Built in 1969, the Henderson Bridge connects with Waterman and Angell streets on the Providence end and with Massasoit Avenue and Broadway in East Providence. It carries both local traffic and commuters.
The bridge has two problems. The immediate one, Farhoumand said, is the rust that has affected the ends of several of the beams holding up the concrete deck. The ends of the beams sit on the bridge’s concrete pier caps, the horizontal reinforced concrete structural elements that run across the tops of its piers.
Contributing to that problem, he said, has been the failure of the expansion joints in the bridge’s deck, allowing salty water to reach the steel below. Salt causes rapid corrosion. He said the repairs by the contractor, Cardi Corp., will include strengthening the deteriorated beams, probably by bolting on steel reinforcements and repairs to the joints and to the drainage system that is supposed to remove water from the deck.
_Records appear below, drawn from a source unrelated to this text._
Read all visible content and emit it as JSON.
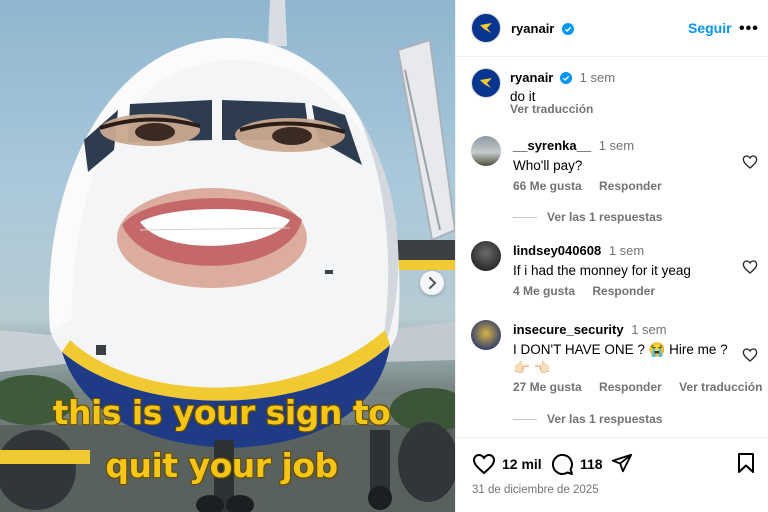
{
  "post": {
    "caption_overlay_line1": "this is your sign to",
    "caption_overlay_line2": "quit your job"
  },
  "header": {
    "username": "ryanair",
    "follow_label": "Seguir",
    "more_label": "•••"
  },
  "caption": {
    "username": "ryanair",
    "time": "1 sem",
    "text": "do it",
    "translate_label": "Ver traducción"
  },
  "comments": [
    {
      "username": "__syrenka__",
      "time": "1 sem",
      "text": "Who'll pay?",
      "likes": "66 Me gusta",
      "reply_label": "Responder",
      "replies_label": "Ver las 1 respuestas"
    },
    {
      "username": "lindsey040608",
      "time": "1 sem",
      "text": "If i had the monney for it yeag",
      "likes": "4 Me gusta",
      "reply_label": "Responder"
    },
    {
      "username": "insecure_security",
      "time": "1 sem",
      "text": "I DON'T HAVE ONE ? 😭 Hire me ? 👉🏻 👈🏻",
      "likes": "27 Me gusta",
      "reply_label": "Responder",
      "translate_label": "Ver traducción",
      "replies_label": "Ver las 1 respuestas"
    }
  ],
  "actions": {
    "likes_count": "12 mil",
    "comments_count": "118",
    "date": "31 de diciembre de 2025"
  },
  "icons": {
    "verified": "verified-badge-icon",
    "heart": "heart-icon",
    "comment": "comment-icon",
    "share": "share-icon",
    "save": "bookmark-icon",
    "next": "chevron-right-icon"
  },
  "colors": {
    "accent": "#0095f6",
    "verified": "#0095f6",
    "brand_navy": "#073590",
    "brand_gold": "#f1c933",
    "caption_yellow": "#f5c518"
  }
}
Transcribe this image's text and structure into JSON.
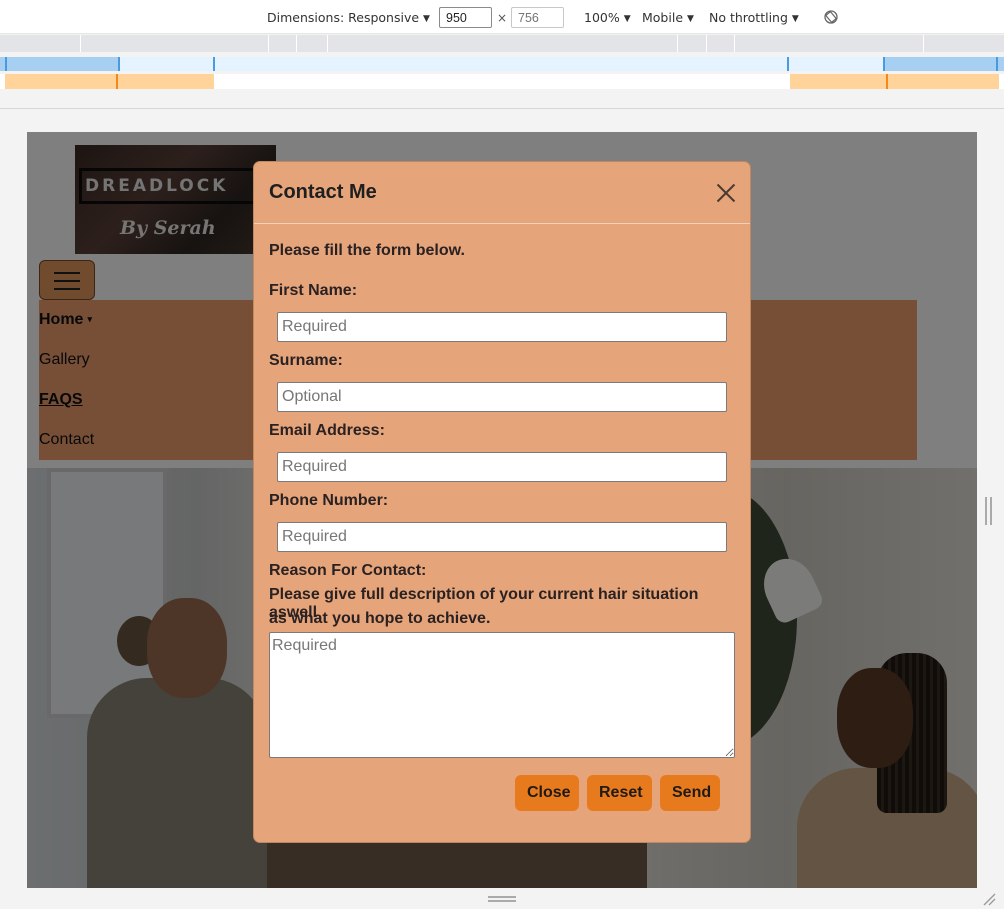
{
  "devtools": {
    "dimensions_label": "Dimensions: Responsive",
    "width_value": "950",
    "height_placeholder": "756",
    "times": "×",
    "zoom_label": "100%",
    "device_label": "Mobile",
    "throttling_label": "No throttling",
    "caret": "▼",
    "rotate_icon": "rotate-icon"
  },
  "site": {
    "logo_text": "DREADLOCK",
    "logo_subtext": "By Serah",
    "nav": {
      "items": [
        "Home",
        "Gallery",
        "FAQS",
        "Contact"
      ],
      "caret": "▾"
    }
  },
  "modal": {
    "title": "Contact Me",
    "intro": "Please fill the form below.",
    "first_name_label": "First Name:",
    "first_name_placeholder": "Required",
    "surname_label": "Surname:",
    "surname_placeholder": "Optional",
    "email_label": "Email Address:",
    "email_placeholder": "Required",
    "phone_label": "Phone Number:",
    "phone_placeholder": "Required",
    "reason_label": "Reason For Contact:",
    "reason_help_1": "Please give full description of your current hair situation aswell",
    "reason_help_2": "as what you hope to achieve.",
    "reason_placeholder": "Required",
    "buttons": {
      "close": "Close",
      "reset": "Reset",
      "send": "Send"
    }
  },
  "colors": {
    "modal_bg": "#e6a47b",
    "button_bg": "#e87a1e",
    "nav_bg": "#ee9e6e"
  }
}
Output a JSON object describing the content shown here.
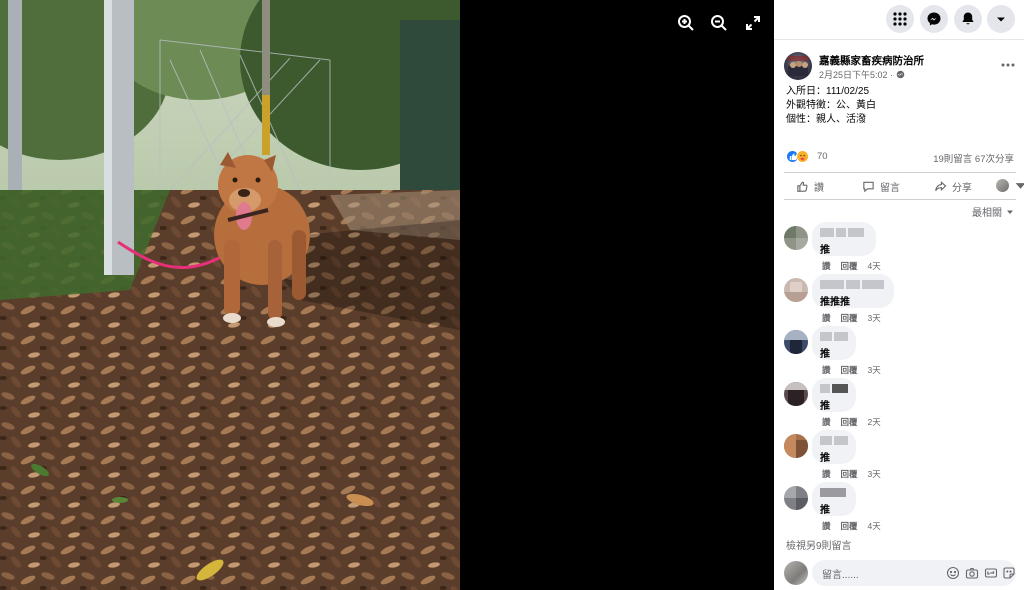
{
  "viewer": {
    "icons": [
      "zoom-in-icon",
      "zoom-out-icon",
      "fullscreen-icon"
    ]
  },
  "topbar": {
    "icons": [
      "menu-grid-icon",
      "messenger-icon",
      "notifications-bell-icon",
      "account-dropdown-icon"
    ]
  },
  "post": {
    "author": "嘉義縣家畜疾病防治所",
    "time": "2月25日下午5:02 · ",
    "body": [
      "入所日：111/02/25",
      "外觀特徵：公、黃白",
      "個性：親人、活潑"
    ],
    "reaction_count": "70",
    "stats": "19則留言  67次分享"
  },
  "actions": {
    "like": "讚",
    "comment": "留言",
    "share": "分享"
  },
  "sort_label": "最相關",
  "comments": [
    {
      "text": "推",
      "like": "讚",
      "reply": "回覆",
      "time": "4天"
    },
    {
      "text": "推推推",
      "like": "讚",
      "reply": "回覆",
      "time": "3天"
    },
    {
      "text": "推",
      "like": "讚",
      "reply": "回覆",
      "time": "3天"
    },
    {
      "text": "推",
      "like": "讚",
      "reply": "回覆",
      "time": "2天"
    },
    {
      "text": "推",
      "like": "讚",
      "reply": "回覆",
      "time": "3天"
    },
    {
      "text": "推",
      "like": "讚",
      "reply": "回覆",
      "time": "4天"
    }
  ],
  "more_comments": "檢視另9則留言",
  "composer": {
    "placeholder": "留言......"
  },
  "colors": {
    "like_blue": "#1877f2",
    "muted_text": "#65676b"
  }
}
More serious, he said, is a long-standing problem: cracks in some of the pier caps. He said the bridge met standards in effect when it was built, but that the steel reinforcing inside the pier caps proved inadequate. Because of the cracks, he said, the DOT blocked off the center lanes — the left-most lanes in both directions — with concrete barriers in 1994.
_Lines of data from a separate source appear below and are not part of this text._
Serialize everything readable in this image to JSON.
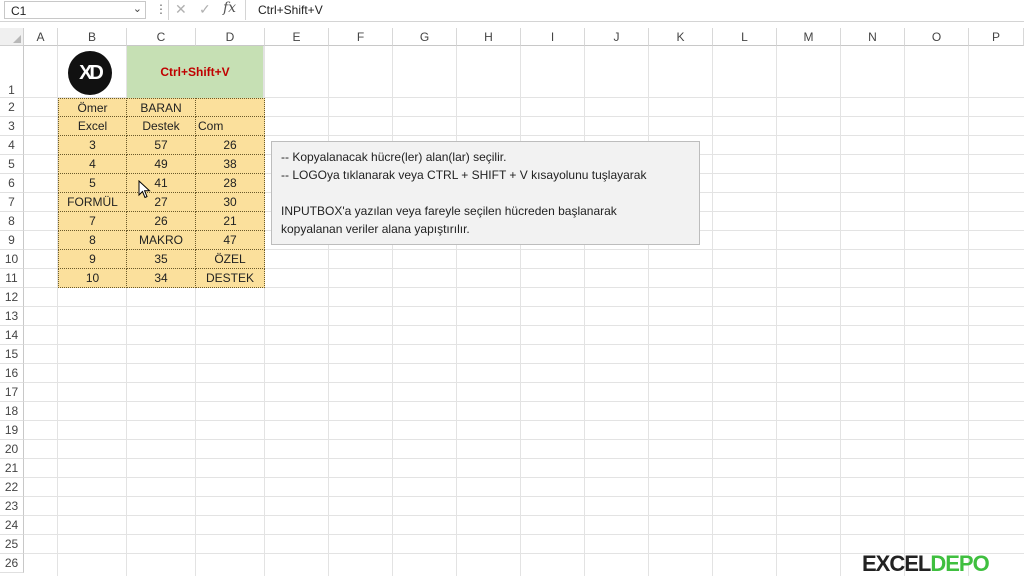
{
  "formula_bar": {
    "name_box": "C1",
    "more_icon": "vertical-dots",
    "cancel_icon": "cross-icon",
    "enter_icon": "check-icon",
    "fx_label": "fx",
    "formula": "Ctrl+Shift+V"
  },
  "columns": [
    "A",
    "B",
    "C",
    "D",
    "E",
    "F",
    "G",
    "H",
    "I",
    "J",
    "K",
    "L",
    "M",
    "N",
    "O",
    "P"
  ],
  "rows": [
    "1",
    "2",
    "3",
    "4",
    "5",
    "6",
    "7",
    "8",
    "9",
    "10",
    "11",
    "12",
    "13",
    "14",
    "15",
    "16",
    "17",
    "18",
    "19",
    "20",
    "21",
    "22",
    "23",
    "24",
    "25",
    "26"
  ],
  "cells": {
    "C1": "Ctrl+Shift+V",
    "table": [
      [
        "Ömer",
        "BARAN",
        ""
      ],
      [
        "Excel",
        "Destek",
        "Com"
      ],
      [
        "3",
        "57",
        "26"
      ],
      [
        "4",
        "49",
        "38"
      ],
      [
        "5",
        "41",
        "28"
      ],
      [
        "FORMÜL",
        "27",
        "30"
      ],
      [
        "7",
        "26",
        "21"
      ],
      [
        "8",
        "MAKRO",
        "47"
      ],
      [
        "9",
        "35",
        "ÖZEL"
      ],
      [
        "10",
        "34",
        "DESTEK"
      ]
    ]
  },
  "logo_text": "XD",
  "note": {
    "line1": "-- Kopyalanacak  hücre(ler) alan(lar)  seçilir.",
    "line2": "-- LOGOya tıklanarak  veya  CTRL + SHIFT + V  kısayolunu tuşlayarak",
    "line3": "INPUTBOX'a yazılan veya fareyle seçilen hücreden başlanarak",
    "line4": "kopyalanan veriler alana yapıştırılır."
  },
  "brand": {
    "part1": "EXCEL",
    "part2": "DEPO"
  },
  "colors": {
    "table_fill": "#fbe09c",
    "header_fill": "#c6e0b4",
    "hot_text": "#c00000"
  }
}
The state is already planning to replace the Sakonnet River Bridge, which carries Route 25 to Portsmouth, at a cost of more than $100 million, and the Pawtucket River Bridge, which carries Route 95. Both of those bridges have been posted with 22-ton weight limits, which means that most loaded semi-trailers aren’t supposed to cross them. The state is also replacing bridges across the Barrington and Warren rivers.
Farhoumand said that although they are key structural elements, the Henderson Bridge’s beams are not as critical as those supporting the Pawtucket River Bridge. That bridge is really two structures, one for northbound traffic and the other for southbound. Each of those structures has only two beams, one at each edge of each roadway. By contrast, the Henderson Bridge has 10 or 11 beams spaced across it, depending on the location on the bridge.